JA大分中央会について

ごあいさつ

新年ご挨拶

壁村会長

JA大分中央会
代表理事会長 壁村 雄吉

 明けましておめでとうございます。

 令和6年の年頭にあたり一言ごあいさつ申し上げます。

 令和5年を振り返りますと、まず一つ目に、「食料・農業・農村基本法の改正議論の本格化」があげられます。「農政の憲法」と言われる基本法の制定以来初となる改正に向け、JAグループとしても議論をすすめ、国に対する働きかけを実施してきました。
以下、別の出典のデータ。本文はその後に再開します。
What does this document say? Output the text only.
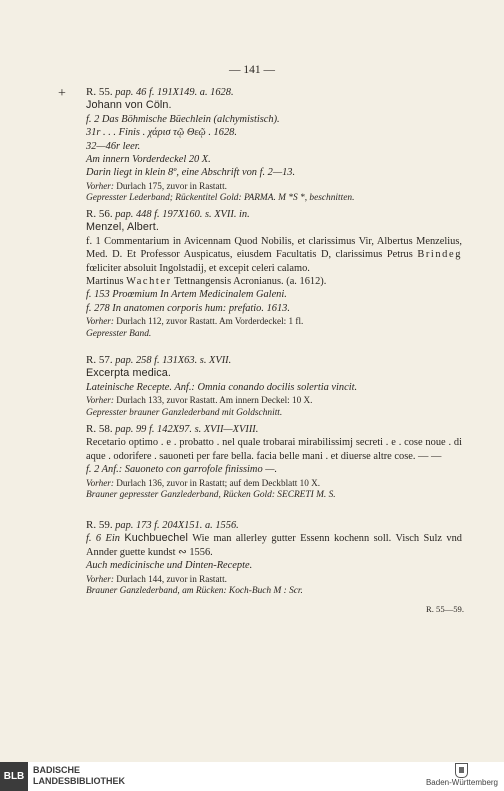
— 141 —
+ R. 55. pap. 46 f. 191X149. a. 1628.
Johann von Cöln.
f. 2 Das Böhmische Büechlein (alchymistisch).
31r . . . Finis . χάρισ τῷ Θεῷ . 1628.
32—46r leer.
Am innern Vorderdeckel 20 X.
Darin liegt in klein 8º, eine Abschrift von f. 2—13.
Vorher: Durlach 175, zuvor in Rastatt.
Gepresster Lederband; Rückentitel Gold: PARMA. M *S *, beschnitten.
R. 56. pap. 448 f. 197X160. s. XVII. in.
Menzel, Albert.
f. 1 Commentarium in Avicennam Quod Nobilis, et clarissimus Vir, Albertus Menzelius, Med. D. Et Professor Auspicatus, eiusdem Facultatis D, clarissimus Petrus Brindeg fœliciter absoluit Ingolstadij, et excepit celeri calamo.
Martinus Wachter Tettnangensis Acronianus. (a. 1612).
f. 153 Proœmium In Artem Medicinalem Galeni.
f. 278 In anatomen corporis hum: prefatio. 1613.
Vorher: Durlach 112, zuvor Rastatt. Am Vorderdeckel: 1 fl.
Gepresster Band.
R. 57. pap. 258 f. 131X63. s. XVII.
Excerpta medica.
Lateinische Recepte. Anf.: Omnia conando docilis solertia vincit.
Vorher: Durlach 133, zuvor Rastatt. Am innern Deckel: 10 X.
Gepresster brauner Ganzlederband mit Goldschnitt.
R. 58. pap. 99 f. 142X97. s. XVII—XVIII.
Recetario optimo . e . probatto . nel quale trobarai mirabilissimj secreti . e . cose noue . di aque . odorifere . sauoneti per fare bella. facia belle mani . et diuerse altre cose. — —
f. 2 Anf.: Sauoneto con garrofole finissimo —.
Vorher: Durlach 136, zuvor in Rastatt; auf dem Deckblatt 10 X.
Brauner gepresster Ganzlederband, Rücken Gold: SECRETI M. S.
R. 59. pap. 173 f. 204X151. a. 1556.
f. 6 Ein Kuchbuechel Wie man allerley gutter Essenn kochenn soll. Visch Sulz vnd Annder guette kundst ∾ 1556.
Auch medicinische und Dinten-Recepte.
Vorher: Durlach 144, zuvor in Rastatt.
Brauner Ganzlederband, am Rücken: Koch-Buch M : Scr.
R. 55—59.
BLB
BADISCHE
LANDESBIBLIOTHEK	Baden-Württemberg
しかし、今まさに今後数十年にわたる農政を左右する正念場であることや依然として続く生産資材価格の高止まりなど、食料・農業・農村をめぐる情勢をふまえ、引き続き、全国のJAグループと連携し、「食料安全保障の強化」や「再生産に配慮した適正な価格形成の仕組みの具体化」、「農業の持続的な発展」などの実現に向け、国に対する働きかけを実施してまいります。
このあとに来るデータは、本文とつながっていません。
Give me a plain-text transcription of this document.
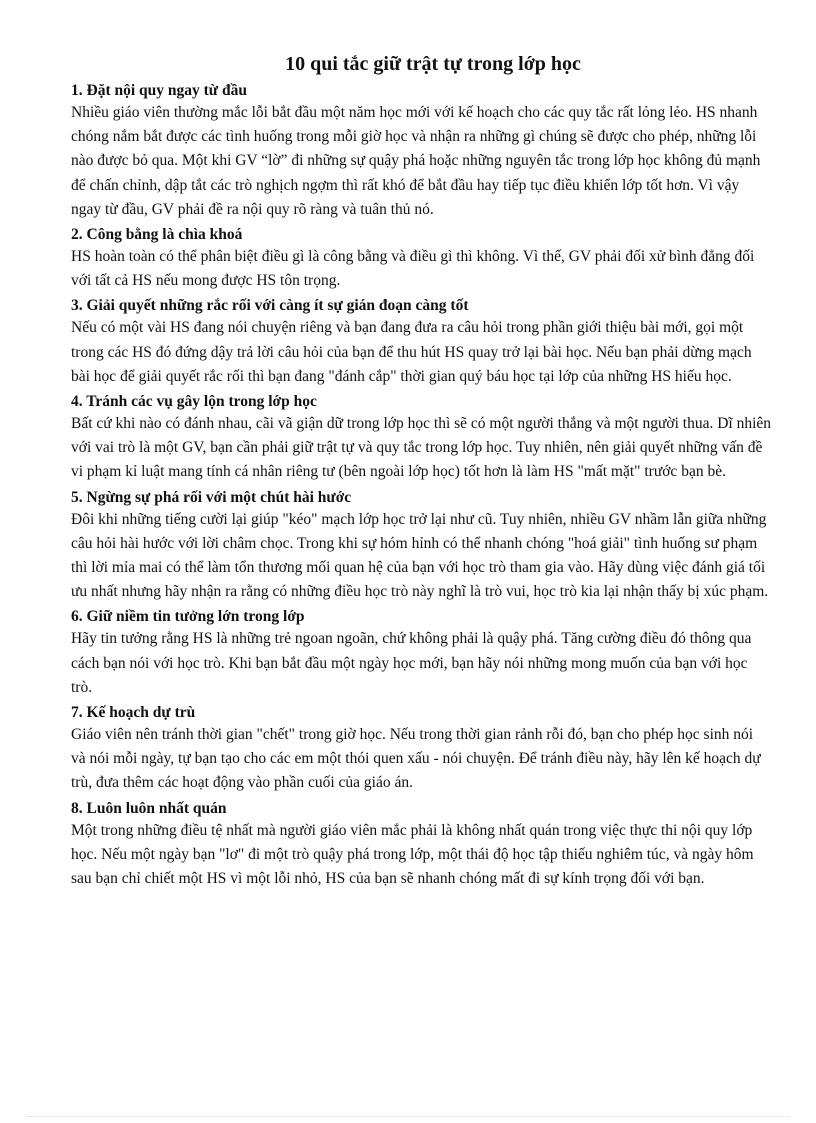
10 qui tắc giữ trật tự trong lớp học
1. Đặt nội quy ngay từ đầu

Nhiều giáo viên thường mắc lỗi bắt đầu một năm học mới với kế hoạch cho các quy tắc rất lỏng lẻo. HS nhanh chóng nắm bắt được các tình huống trong mỗi giờ học và nhận ra những gì chúng sẽ được cho phép, những lỗi nào được bỏ qua. Một khi GV “lờ” đi những sự quậy phá hoặc những nguyên tắc trong lớp học không đủ mạnh để chấn chỉnh, dập tắt các trò nghịch ngợm thì rất khó để bắt đầu hay tiếp tục điều khiển lớp tốt hơn. Vì vậy ngay từ đầu, GV phải đề ra nội quy rõ ràng và tuân thủ nó.

2. Công bằng là chìa khoá

HS hoàn toàn có thể phân biệt điều gì là công bằng và điều gì thì không. Vì thế, GV phải đối xử bình đẳng đối với tất cả HS nếu mong được HS tôn trọng.

3. Giải quyết những rắc rối với càng ít sự gián đoạn càng tốt

Nếu có một vài HS đang nói chuyện riêng và bạn đang đưa ra câu hỏi trong phần giới thiệu bài mới, gọi một trong các HS đó đứng dậy trả lời câu hỏi của bạn để thu hút HS quay trở lại bài học. Nếu bạn phải dừng mạch bài học để giải quyết rắc rối thì bạn đang "đánh cắp" thời gian quý báu học tại lớp của những HS hiếu học.

4. Tránh các vụ gây lộn trong lớp học

Bất cứ khi nào có đánh nhau, cãi vã giận dữ trong lớp học thì sẽ có một người thắng và một người thua. Dĩ nhiên với vai trò là một GV, bạn cần phải giữ trật tự và quy tắc trong lớp học. Tuy nhiên, nên giải quyết những vấn đề vi phạm kỉ luật mang tính cá nhân riêng tư (bên ngoài lớp học) tốt hơn là làm HS "mất mặt" trước bạn bè.

5. Ngừng sự phá rối với một chút hài hước

Đôi khi những tiếng cười lại giúp "kéo" mạch lớp học trở lại như cũ. Tuy nhiên, nhiều GV nhầm lẫn giữa những câu hỏi hài hước với lời châm chọc. Trong khi sự hóm hỉnh có thể nhanh chóng "hoá giải" tình huống sư phạm thì lời mỉa mai có thể làm tổn thương mối quan hệ của bạn với học trò tham gia vào. Hãy dùng việc đánh giá tối ưu nhất nhưng hãy nhận ra rằng có những điều học trò này nghĩ là trò vui, học trò kia lại nhận thấy bị xúc phạm.

6. Giữ niềm tin tưởng lớn trong lớp

Hãy tin tưởng rằng HS là những trẻ ngoan ngoãn, chứ không phải là quậy phá. Tăng cường điều đó thông qua cách bạn nói với học trò. Khi bạn bắt đầu một ngày học mới, bạn hãy nói những mong muốn của bạn với học trò.

7. Kế hoạch dự trù

Giáo viên nên tránh thời gian "chết" trong giờ học. Nếu trong thời gian rảnh rỗi đó, bạn cho phép học sinh nói và nói mỗi ngày, tự bạn tạo cho các em một thói quen xấu - nói chuyện. Để tránh điều này, hãy lên kế hoạch dự trù, đưa thêm các hoạt động vào phần cuối của giáo án.

8. Luôn luôn nhất quán

Một trong những điều tệ nhất mà người giáo viên mắc phải là không nhất quán trong việc thực thi nội quy lớp học. Nếu một ngày bạn "lơ" đi một trò quậy phá trong lớp, một thái độ học tập thiếu nghiêm túc, và ngày hôm sau bạn chỉ chiết một HS vì một lỗi nhỏ, HS của bạn sẽ nhanh chóng mất đi sự kính trọng đối với bạn.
 二つ目は、「国消国産」についてです。JAグループでは、令和2年より、「国民が必要とし消費する食料は、できるだけその国で生産する」という「国消国産」をキーメッセージに情報発信を強化してきました。令和5年においても、10月・11月を「国消国産月間」として、JA直売所キャンペーンやJAタウンでの送料無料キャンペーンなどを実施するとともに、JR大分駅のデジタルサイネージを活用したPRを通じて、県民理解の醸成を図りました。日本の食料自給率(カロリーベース)は先進国の中でも最低水準の38%で、実に6割以上を海外からの輸入に頼っているという状況のなか、日本の国内で食料を生産する大切さについて、もっと多くの方に意識していただけるよう、あらゆる機会を通じて発信してまいります。子どもや孫たちの未来に、日本・大分の「食」をつなげるために、「国産ひいては県産の農畜産物を選び・食べる」という身近な行動で、「国消国産」を応援していただけるよう積極的にPRしてまいります。

  三つ目は、「農業システム再生に向けた行動宣言」についてです。少子高齢化や後継者不足による農業就業人口の減少、担い手・労働力不足による生産基盤の脆弱化など厳しい状況が続くなか、令和3年10月に発出した当該行動宣言もと、行政と連携し農業関係者が一体となって、営農指導体制と部会活動の強化やねぎ・ピーマン・高糖度かんしょ・ベリーツの生産拡大、堆肥の広域流通による畜産・耕種での好循環確立、担い手の育成・確保等に取り組んでいます。これらの「農業者の所得増大・農業生産の拡大」等に繋がる取り組みを着実に実践していくことで、農業振興が伸び行く年となるよう、引き続き、予算措置や施策の支援等を要請してまいります。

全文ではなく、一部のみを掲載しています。